HerbalMart picture HerbalMart · Mar 3, 2011 · Viewed 55.2k times · Source

I am looking for a way to convert a textfile with UTF8 encoding to ANSI encoding.

How can i go around and achieve this in Visual Basic (VB6) and or vbscript?

Answer

Bob77 picture Bob77 · Mar 3, 2011

If your files aren't truly enormous (e.g. even merely 40MB can be painfully slow) you can do this using the following code in VB6, VBA, or VBScript:

Option Explicit

Private Const adReadAll = -1
Private Const adSaveCreateOverWrite = 2
Private Const adTypeBinary = 1
Private Const adTypeText = 2
Private Const adWriteChar = 0

Private Sub UTF8toANSI(ByVal UTF8FName, ByVal ANSIFName)
    Dim strText

    With CreateObject("ADODB.Stream")
        .Open
        .Type = adTypeBinary
        .LoadFromFile UTF8FName
        .Type = adTypeText
        .Charset = "utf-8"
        strText = .ReadText(adReadAll)
        .Position = 0
        .SetEOS
        .Charset = "_autodetect" 'Use current ANSI codepage.
        .WriteText strText, adWriteChar
        .SaveToFile ANSIFName, adSaveCreateOverWrite
        .Close
    End With
End Sub

UTF8toANSI "UTF8-wBOM.txt", "ANSI1.txt"
UTF8toANSI "UTF8-noBOM.txt", "ANSI2.txt"
MsgBox "Complete!", vbOKOnly, WScript.ScriptName

Note that it will handle UTF-8 input files either with or without a BOM.

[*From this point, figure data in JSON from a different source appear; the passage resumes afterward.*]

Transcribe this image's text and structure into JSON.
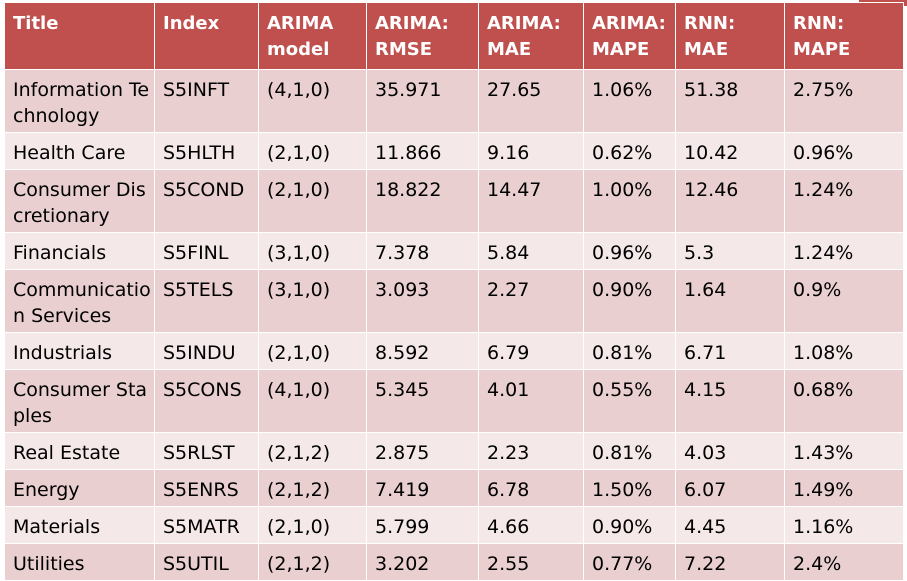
{
  "table": {
    "headers": [
      {
        "line1": "Title",
        "line2": ""
      },
      {
        "line1": "Index",
        "line2": ""
      },
      {
        "line1": "ARIMA",
        "line2": "model"
      },
      {
        "line1": "ARIMA:",
        "line2": "RMSE"
      },
      {
        "line1": "ARIMA:",
        "line2": "MAE"
      },
      {
        "line1": "ARIMA:",
        "line2": "MAPE"
      },
      {
        "line1": "RNN:",
        "line2": "MAE"
      },
      {
        "line1": "RNN:",
        "line2": "MAPE"
      }
    ],
    "rows": [
      [
        "Information Technology",
        "S5INFT",
        "(4,1,0)",
        "35.971",
        "27.65",
        "1.06%",
        "51.38",
        "2.75%"
      ],
      [
        "Health Care",
        "S5HLTH",
        "(2,1,0)",
        "11.866",
        "9.16",
        "0.62%",
        "10.42",
        "0.96%"
      ],
      [
        "Consumer Discretionary",
        "S5COND",
        "(2,1,0)",
        "18.822",
        "14.47",
        "1.00%",
        "12.46",
        "1.24%"
      ],
      [
        "Financials",
        "S5FINL",
        "(3,1,0)",
        "7.378",
        "5.84",
        "0.96%",
        "5.3",
        "1.24%"
      ],
      [
        "Communication Services",
        "S5TELS",
        "(3,1,0)",
        "3.093",
        "2.27",
        "0.90%",
        "1.64",
        "0.9%"
      ],
      [
        "Industrials",
        "S5INDU",
        "(2,1,0)",
        "8.592",
        "6.79",
        "0.81%",
        "6.71",
        "1.08%"
      ],
      [
        "Consumer Staples",
        "S5CONS",
        "(4,1,0)",
        "5.345",
        "4.01",
        "0.55%",
        "4.15",
        "0.68%"
      ],
      [
        "Real Estate",
        "S5RLST",
        "(2,1,2)",
        "2.875",
        "2.23",
        "0.81%",
        "4.03",
        "1.43%"
      ],
      [
        "Energy",
        "S5ENRS",
        "(2,1,2)",
        "7.419",
        "6.78",
        "1.50%",
        "6.07",
        "1.49%"
      ],
      [
        "Materials",
        "S5MATR",
        "(2,1,0)",
        "5.799",
        "4.66",
        "0.90%",
        "4.45",
        "1.16%"
      ],
      [
        "Utilities",
        "S5UTIL",
        "(2,1,2)",
        "3.202",
        "2.55",
        "0.77%",
        "7.22",
        "2.4%"
      ]
    ]
  },
  "colors": {
    "header_bg": "#c0504d",
    "header_text": "#ffffff",
    "row_dark": "#e9cfcf",
    "row_light": "#f4e8e8"
  }
}
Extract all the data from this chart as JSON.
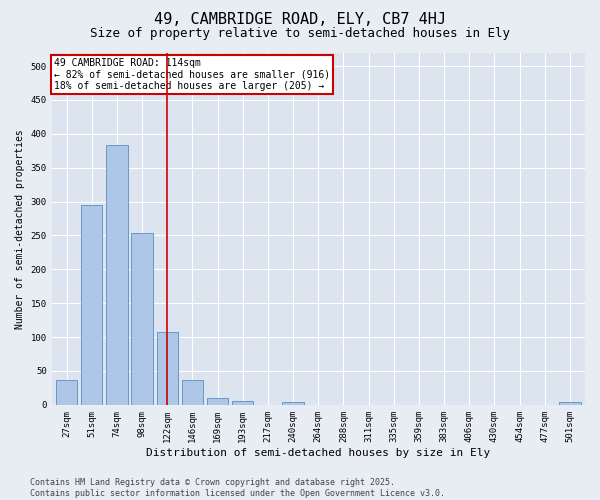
{
  "title": "49, CAMBRIDGE ROAD, ELY, CB7 4HJ",
  "subtitle": "Size of property relative to semi-detached houses in Ely",
  "xlabel": "Distribution of semi-detached houses by size in Ely",
  "ylabel": "Number of semi-detached properties",
  "categories": [
    "27sqm",
    "51sqm",
    "74sqm",
    "98sqm",
    "122sqm",
    "146sqm",
    "169sqm",
    "193sqm",
    "217sqm",
    "240sqm",
    "264sqm",
    "288sqm",
    "311sqm",
    "335sqm",
    "359sqm",
    "383sqm",
    "406sqm",
    "430sqm",
    "454sqm",
    "477sqm",
    "501sqm"
  ],
  "values": [
    37,
    295,
    383,
    254,
    108,
    37,
    10,
    6,
    0,
    4,
    0,
    0,
    0,
    0,
    0,
    0,
    0,
    0,
    0,
    0,
    4
  ],
  "bar_color": "#aec6e8",
  "bar_edge_color": "#5a8fc0",
  "vline_x": 4.0,
  "vline_color": "#cc0000",
  "annotation_box_text": "49 CAMBRIDGE ROAD: 114sqm\n← 82% of semi-detached houses are smaller (916)\n18% of semi-detached houses are larger (205) →",
  "annotation_box_color": "#cc0000",
  "fig_background_color": "#e8edf4",
  "plot_background_color": "#dce4f0",
  "grid_color": "#ffffff",
  "ylim": [
    0,
    520
  ],
  "yticks": [
    0,
    50,
    100,
    150,
    200,
    250,
    300,
    350,
    400,
    450,
    500
  ],
  "footer_line1": "Contains HM Land Registry data © Crown copyright and database right 2025.",
  "footer_line2": "Contains public sector information licensed under the Open Government Licence v3.0.",
  "title_fontsize": 11,
  "subtitle_fontsize": 9,
  "xlabel_fontsize": 8,
  "ylabel_fontsize": 7,
  "tick_fontsize": 6.5,
  "annotation_fontsize": 7,
  "footer_fontsize": 6
}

Using strong typing and early binding will improve performance a hair in VB6, and you won't need to declare those Const values. This isn't an option in script though.

For VB6 programs that need to process very large files you might be better off using VB6 native I/O against Byte arrays and use an API call to convert the data in chunks. This adds the extra messiness of finding the character boundaries though (UTF-8 uses a variable number of bytes per character). You'd need to scan each data block you read to find a safe ending point for an API translation.

I'd look at MultiByteToWideChar() and WideCharToMultiByte() to get started.

Note that UTF-8 often "arrives" with LF line delimiters instead of CRLF.